Here are some of the things I did and that you, as a leader, can also do to model kindness:
- When you have a difficult relationship with a colleague or an employee, ask yourself: What can I do better? There’s always something you can improve, and that may be enough to iron out the difficulties.
- Each person is different. Adapt your guidance to each one of your team members, to their particular needs and temperament. That requires empathy, because you really need to understand them in order to guide them properly.
- Focus 100% in the conversation you’re having. Part of my team was abroad and my 1.1s happened through conference calls. I made it a point to not do anything else while I was talking to them, even though they could not see me. I listened attentively, took notes of their challenges or needs, and after the call, if there were pending matters, I followed up quickly with answers or solutions. I was fully present, so I could understand them and help them more effectively.

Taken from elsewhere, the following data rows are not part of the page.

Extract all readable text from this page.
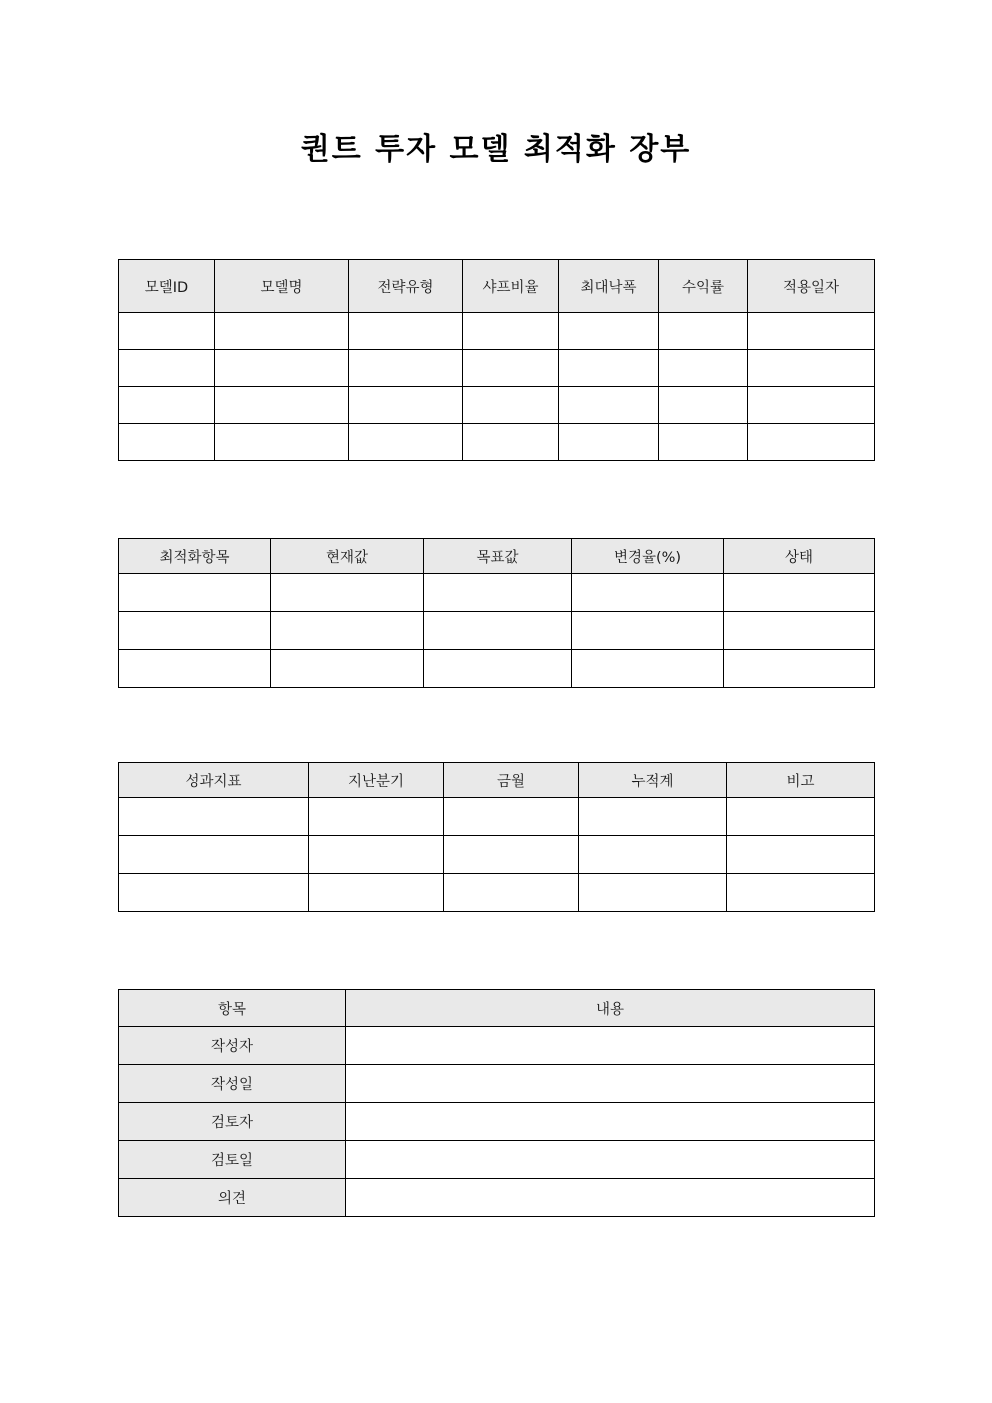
퀀트 투자 모델 최적화 장부
모델ID	모델명	전략유형	샤프비율	최대낙폭	수익률	적용일자

최적화항목	현재값	목표값	변경율(%)	상태

성과지표	지난분기	금월	누적계	비고

항목	내용
작성자	
작성일	
검토자	
검토일	
의견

- Don’t miss 1.1s. Yes, you may have to cancel some due to business travel or whatever else, but make it a point to re-schedule them, if possible. This gives your team members the message that they are important. Because they are.
- If you can, make some time to mentor people who you see struggling or who need guidance. I offered to mentor the Brazil team for a year, before they were part of my formal goals. Who knows? That may be the reason I was promoted later to take on more international responsibilities. But when I offered to help, I wasn’t thinking about a promotion. I did it because I had gone through the same process of launching a BabyCenter website from scratch and I knew I could make their transition a little easier.
- Celebrate accomplishments. People need to feel acknowledged. Take your team out to eat to celebrate a big product launch. Send an email to the company highlighting their results. Let them shine in all-hands meetings. Be generous with praise in your performance review and in team meetings. I know I could have done much more in that department. It’s never enough. If they work hard and produce great results, they deserve your gratitude and public promotion.
- Bring on the personal touch. Give them a gift for the holidays. It doesn’t need to be big, but it should be thoughtful. Celebrate their birthdays. Let them know you don’t just use them to get page views or bring revenue, and that each of them is valued as an individual with unique traits. For example, to celebrate the one-year anniversary of the launch of the Blog de BabyCenter, I wrote a post with a very personal homage to each blogger who had contributed to its success (you can read it in Spanish if you click the link.) Your team values and remembers these things, but I value them too. It was a pleasure to let each blogger know how much I respected them.
If you are a leader, or an aspiring leader, I urge you to think about your core values in life, and be intentional about applying them at work. This is important because you are on display 24/7 for your team, and your behavior becomes an example of what’s expected of them. As an added benefit, when you treat your team with respect, they will always give you their best.
You want to embody integrity, honesty and kindness. Your shortcomings will catch up to you, and you will fail at demonstrating these values, but you have to get up the next day committed to living them better. Set out to bring a little bit of light in this, sometimes, very dark world.